Il 17 settembre la famiglia Francescana ricorda l’ evento prodigioso, accaduto nel 1224, al santo poverello, mentre si trovava in meditazione sul monte della Verna, rapito in estasi vide un serafino con 6 ali che con raggi di luce perforò le mani, i piedi ed il costato del santo. Nelle fonti francescane suddette ferite vengono chiamate “chiodi” proprio per stare a significare la sofferenza infertagli per amore del Signore Altissimo, che fa questo dono a Francesco, proprio per la sua somiglianza a Gesù.

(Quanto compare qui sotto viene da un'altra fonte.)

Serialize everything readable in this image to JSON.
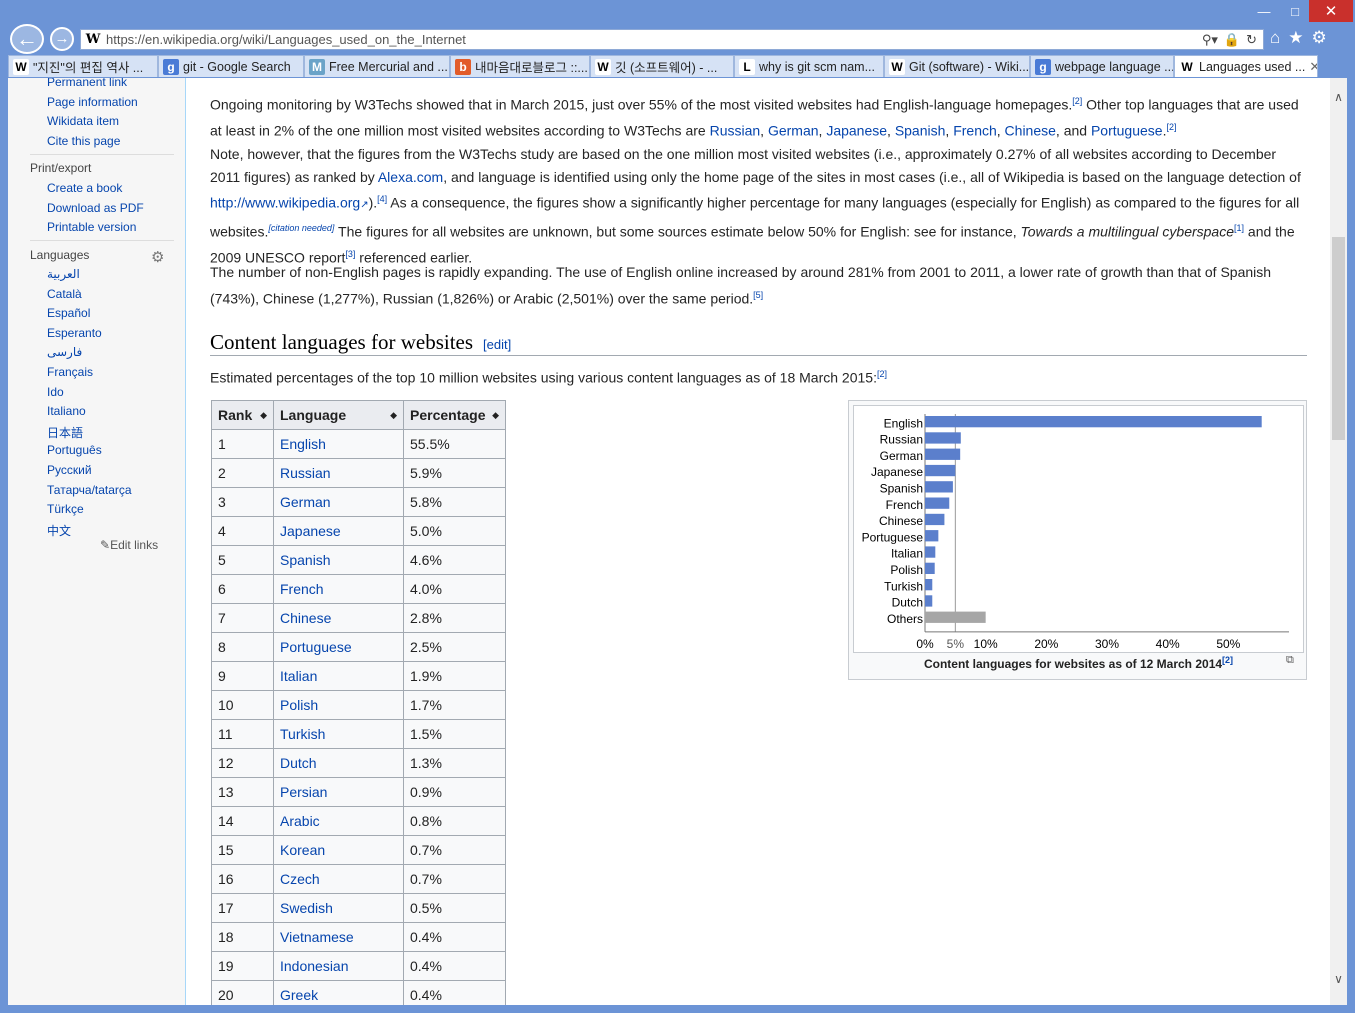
{
  "browser": {
    "url": "https://en.wikipedia.org/wiki/Languages_used_on_the_Internet",
    "tabs": [
      {
        "label": "\"지진\"의 편집 역사 ...",
        "icon": "W"
      },
      {
        "label": "git - Google Search",
        "icon": "g"
      },
      {
        "label": "Free Mercurial and ...",
        "icon": "M"
      },
      {
        "label": "내마음대로블로그 ::...",
        "icon": "b"
      },
      {
        "label": "깃 (소프트웨어) - ...",
        "icon": "W"
      },
      {
        "label": "why is git scm nam...",
        "icon": "L"
      },
      {
        "label": "Git (software) - Wiki...",
        "icon": "W"
      },
      {
        "label": "webpage language ...",
        "icon": "g"
      },
      {
        "label": "Languages used ...",
        "icon": "W"
      }
    ]
  },
  "sidebar": {
    "tools": [
      "Permanent link",
      "Page information",
      "Wikidata item",
      "Cite this page"
    ],
    "print_heading": "Print/export",
    "print_links": [
      "Create a book",
      "Download as PDF",
      "Printable version"
    ],
    "languages_heading": "Languages",
    "languages": [
      "العربية",
      "Català",
      "Español",
      "Esperanto",
      "فارسی",
      "Français",
      "Ido",
      "Italiano",
      "日本語",
      "Português",
      "Русский",
      "Татарча/tatarça",
      "Türkçe",
      "中文"
    ],
    "edit_links": "Edit links"
  },
  "content": {
    "p1": {
      "a": "Ongoing monitoring by W3Techs showed that in March 2015, just over 55% of the most visited websites had English-language homepages.",
      "ref1": "[2]",
      "b": " Other top languages that are used at least in 2% of the one million most visited websites according to W3Techs are ",
      "links": [
        "Russian",
        "German",
        "Japanese",
        "Spanish",
        "French",
        "Chinese",
        "Portuguese"
      ],
      "sep": ", ",
      "and": ", and ",
      "end": ".",
      "ref2": "[2]"
    },
    "p2": {
      "a": "Note, however, that the figures from the W3Techs study are based on the one million most visited websites (i.e., approximately 0.27% of all websites according to December 2011 figures) as ranked by ",
      "alexa": "Alexa.com",
      "b": ", and language is identified using only the home page of the sites in most cases (i.e., all of Wikipedia is based on the language detection of ",
      "wiki_link": "http://www.wikipedia.org",
      "c": ").",
      "ref4": "[4]",
      "d": " As a consequence, the figures show a significantly higher percentage for many languages (especially for English) as compared to the figures for all websites.",
      "citation": "[citation needed]",
      "e": " The figures for all websites are unknown, but some sources estimate below 50% for English: see for instance, ",
      "italic": "Towards a multilingual cyberspace",
      "ref1": "[1]",
      "f": " and the 2009 UNESCO report",
      "ref3": "[3]",
      "g": " referenced earlier."
    },
    "p3": {
      "a": "The number of non-English pages is rapidly expanding. The use of English online increased by around 281% from 2001 to 2011, a lower rate of growth than that of Spanish (743%), Chinese (1,277%), Russian (1,826%) or Arabic (2,501%) over the same period.",
      "ref5": "[5]"
    },
    "heading": "Content languages for websites",
    "edit": "[edit]",
    "intro": "Estimated percentages of the top 10 million websites using various content languages as of 18 March 2015:",
    "intro_ref": "[2]",
    "table": {
      "headers": [
        "Rank",
        "Language",
        "Percentage"
      ],
      "rows": [
        [
          "1",
          "English",
          "55.5%"
        ],
        [
          "2",
          "Russian",
          "5.9%"
        ],
        [
          "3",
          "German",
          "5.8%"
        ],
        [
          "4",
          "Japanese",
          "5.0%"
        ],
        [
          "5",
          "Spanish",
          "4.6%"
        ],
        [
          "6",
          "French",
          "4.0%"
        ],
        [
          "7",
          "Chinese",
          "2.8%"
        ],
        [
          "8",
          "Portuguese",
          "2.5%"
        ],
        [
          "9",
          "Italian",
          "1.9%"
        ],
        [
          "10",
          "Polish",
          "1.7%"
        ],
        [
          "11",
          "Turkish",
          "1.5%"
        ],
        [
          "12",
          "Dutch",
          "1.3%"
        ],
        [
          "13",
          "Persian",
          "0.9%"
        ],
        [
          "14",
          "Arabic",
          "0.8%"
        ],
        [
          "15",
          "Korean",
          "0.7%"
        ],
        [
          "16",
          "Czech",
          "0.7%"
        ],
        [
          "17",
          "Swedish",
          "0.5%"
        ],
        [
          "18",
          "Vietnamese",
          "0.4%"
        ],
        [
          "19",
          "Indonesian",
          "0.4%"
        ],
        [
          "20",
          "Greek",
          "0.4%"
        ]
      ]
    },
    "caption": "Content languages for websites as of 12 March 2014",
    "caption_ref": "[2]"
  },
  "chart_data": {
    "type": "bar",
    "orientation": "horizontal",
    "categories": [
      "English",
      "Russian",
      "German",
      "Japanese",
      "Spanish",
      "French",
      "Chinese",
      "Portuguese",
      "Italian",
      "Polish",
      "Turkish",
      "Dutch",
      "Others"
    ],
    "values": [
      55.5,
      5.9,
      5.8,
      5.0,
      4.6,
      4.0,
      3.2,
      2.2,
      1.7,
      1.6,
      1.2,
      1.2,
      10.0
    ],
    "colors": [
      "#5b7fcc",
      "#5b7fcc",
      "#5b7fcc",
      "#5b7fcc",
      "#5b7fcc",
      "#5b7fcc",
      "#5b7fcc",
      "#5b7fcc",
      "#5b7fcc",
      "#5b7fcc",
      "#5b7fcc",
      "#5b7fcc",
      "#a6a6a6"
    ],
    "xticks": [
      "0%",
      "5%",
      "10%",
      "20%",
      "30%",
      "40%",
      "50%"
    ],
    "xtick_values": [
      0,
      5,
      10,
      20,
      30,
      40,
      50
    ],
    "reference_line": 5,
    "xlim": [
      0,
      60
    ]
  }
}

Il santo d’ Assisi, accetta la sofferenza con gaudio e letizia, nonostante, sottolineano le fonti, le ferite siano reali e reale era il dolore che Francesco provava, quella sofferenza era anzi un vanto, ma anche un dono da custodire gelosamente, e nonostante il significato cosi profondo che il portare le piaghe del Cristo nel proprio corpo ha, non fa montare la testa al poverello,  che resta umile tra gli umili, povero tra i poveri.

Partendo da questa ricorrenza, abbiamo ripreso le nostre attività, ma mi chiedo in virtù del vissuto di Francesco, noi come ci saremmo comportati se fossimo stati oggetto si cosi gran dono? Credo fermamente che sarebbe stato già molto difficile ritenere quelle piaghe un dono, magari saremmo corsi da specialisti, da luminari della medicina per farci risolvere il problema, si dunque sarebbero state un problema da risolvere, ma Cristo non si é fatto alcun problema per salire in croce per noi! Eppure un uomo come Francesco e` stato coronato della somiglianza di Gesù. Un’ altra reazione sarebbe stata quella di farsi invitare in tutte le trasmissioni televisive più in voga, per gloriarsi con orgoglio estremo del dono ricevuto. Dio nella sua saggezza sceglie gli uomini ognuno per una missione, su ognuno ha un disegno, sta a noi fare tesoro di esempi come san Francesco e dire sempre SI ad ogni richiamo di bene che Lui ci chiede attraverso ogni sua creatura.